02 Jun Mercy Blanc Aidoo V The Administrator Of The Estate Of Selwyn Okoe Boye; Suit No: H1/163/2022 Delivered On 4th May 2023 (CA)
“A funeral brochure does not necessarily make someone a wife. Once the assertion of lawful marriage to the deceased has been denied or challenged, she carried the burden to prove the contrary”.
The Appellant issued a writ at the High Court seeking among other things, an order directed at the Respondents to render an account of all the sums of money received by them as Administrators of the Estate of the late Selwyn Okoe Boye; and an inventory of all the properties, of the deceased which had come into their custody by reason of their administration of the Estate of the deceased. The Appellant also sought an order directing the Respondents to distribute or deliver up such properties as are due her from the estate of the deceased.
The Respondents also counterclaimed against the Appellant for an order of perpetual injunction restraining the Appellant from interfering with the administration of the estate of the deceased.
The key issue for determination by the trial Court was whether the deceased at the time of his death was lawfully or validly married to the Appellant.
The Respondents averred that although the Appellant was once married to the deceased, they were divorced before the demise of their late father. Therefore, since there was no surviving spouse at the time of death, the family nominated the children of the deceased (the Respondents) to apply for Letters of Administration.
The Appellant on the other hand maintained that she was the wife of the deceased even at the time of his death and argued that upon the demise of the deceased, his family recognized her as the wife in the funeral brochure. She argued that all the requirements of a valid customary marriage were satisfied and she was a valid wife even at the time of the deceased’s death.

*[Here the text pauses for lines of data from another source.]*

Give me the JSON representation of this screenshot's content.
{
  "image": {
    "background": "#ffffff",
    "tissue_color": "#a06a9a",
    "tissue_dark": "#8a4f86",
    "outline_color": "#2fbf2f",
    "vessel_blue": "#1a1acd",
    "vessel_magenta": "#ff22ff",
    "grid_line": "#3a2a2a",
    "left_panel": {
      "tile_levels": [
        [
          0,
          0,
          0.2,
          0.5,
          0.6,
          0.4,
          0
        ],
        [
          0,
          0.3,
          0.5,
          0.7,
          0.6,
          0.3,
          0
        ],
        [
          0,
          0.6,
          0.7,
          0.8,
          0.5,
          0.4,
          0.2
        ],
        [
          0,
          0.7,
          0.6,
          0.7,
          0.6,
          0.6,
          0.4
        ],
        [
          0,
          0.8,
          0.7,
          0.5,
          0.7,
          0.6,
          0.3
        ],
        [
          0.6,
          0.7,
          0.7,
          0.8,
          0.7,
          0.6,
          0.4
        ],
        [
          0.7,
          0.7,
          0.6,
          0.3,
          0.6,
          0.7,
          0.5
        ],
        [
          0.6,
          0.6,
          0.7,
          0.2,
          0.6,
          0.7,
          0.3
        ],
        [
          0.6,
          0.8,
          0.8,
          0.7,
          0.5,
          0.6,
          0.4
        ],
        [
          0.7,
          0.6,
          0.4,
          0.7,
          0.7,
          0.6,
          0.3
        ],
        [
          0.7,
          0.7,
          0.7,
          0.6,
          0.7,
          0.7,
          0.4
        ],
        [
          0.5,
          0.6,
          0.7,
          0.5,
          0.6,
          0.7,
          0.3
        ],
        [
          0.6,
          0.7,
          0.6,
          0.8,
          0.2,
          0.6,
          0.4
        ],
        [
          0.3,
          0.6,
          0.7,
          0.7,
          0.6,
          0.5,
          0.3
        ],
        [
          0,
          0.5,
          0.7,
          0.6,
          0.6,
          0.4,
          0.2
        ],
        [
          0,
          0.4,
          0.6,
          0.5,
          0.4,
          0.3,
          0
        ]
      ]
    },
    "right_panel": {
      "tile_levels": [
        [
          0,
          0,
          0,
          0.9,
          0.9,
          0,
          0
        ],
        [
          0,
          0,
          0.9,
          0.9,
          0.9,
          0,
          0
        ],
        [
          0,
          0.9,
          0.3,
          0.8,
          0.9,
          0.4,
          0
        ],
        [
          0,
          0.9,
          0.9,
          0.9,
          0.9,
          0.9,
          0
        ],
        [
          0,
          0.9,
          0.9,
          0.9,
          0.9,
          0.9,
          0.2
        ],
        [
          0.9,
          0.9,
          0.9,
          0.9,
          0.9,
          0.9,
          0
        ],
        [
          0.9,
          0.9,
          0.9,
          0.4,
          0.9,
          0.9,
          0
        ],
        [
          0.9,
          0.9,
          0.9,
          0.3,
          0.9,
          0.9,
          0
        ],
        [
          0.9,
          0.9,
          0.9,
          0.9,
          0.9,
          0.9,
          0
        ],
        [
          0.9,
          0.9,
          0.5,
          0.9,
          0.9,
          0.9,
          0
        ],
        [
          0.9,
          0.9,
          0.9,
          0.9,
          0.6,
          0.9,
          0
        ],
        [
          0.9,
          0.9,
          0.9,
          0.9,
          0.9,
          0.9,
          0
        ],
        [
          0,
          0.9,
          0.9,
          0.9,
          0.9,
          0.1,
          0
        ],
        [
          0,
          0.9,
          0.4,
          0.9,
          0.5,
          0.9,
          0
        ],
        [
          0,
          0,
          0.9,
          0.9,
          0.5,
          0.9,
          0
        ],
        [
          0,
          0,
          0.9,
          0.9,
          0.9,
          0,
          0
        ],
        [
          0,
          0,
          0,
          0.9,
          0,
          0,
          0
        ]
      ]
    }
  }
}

The trial court held that there was no valid customary law marriage between the Appellant and the deceased. The Court found that the Appellant did not adduce any further evidence besides the funeral brochure to support her assertion of being a wife.
On appeal against this decision, the Court of Appeal upheld the decision of the High Court and dismissed the appeal.
The Court reiterated the four essentials of a valid customary law marriage as enunciated by Ollenu J in the case of Yaotey v Quaye as follows:
(a) Agreement by the parties to live together as husband and wife must be established
(b) consent of the man’s family that he should have the woman to be his wife must be sought and given;
(c) consent of the family of the woman that she should have the man for her husband must be given, and
(d) the parties must consummate the relationship by co-habitation.
The Court emphasized that the presence of all four essentials must be real and not notional.
The Court found that although the Appellant lived together with the deceased before his death she could not successfully prove the existence of a valid marriage. The Court also noted that although the Appellant’s name and picture appeared in the funeral brochure, the funeral brochure does not necessarily make one a wife. The Court noted that once the assertion of lawful marriage to the deceased had been denied or challenged, the Appellant had to adduce sufficient evidence to prove the contrary. The contention that the funeral brochure made her a wife runs contrary to settled principles or incidents of valid customary marriage. Sole reliance on a funeral brochure cannot establish the existence of a valid customary law marriage.
Insight: When the status of a person as a valid spouse is challenged, one must lead sufficient evidence to prove the existence of such marriage either by calling witnesses, producing documents, or leading some other credible evidence. The appearance of the name of a person in a funeral brochure alone is not conclusive evidence of the existence of a valid marriage.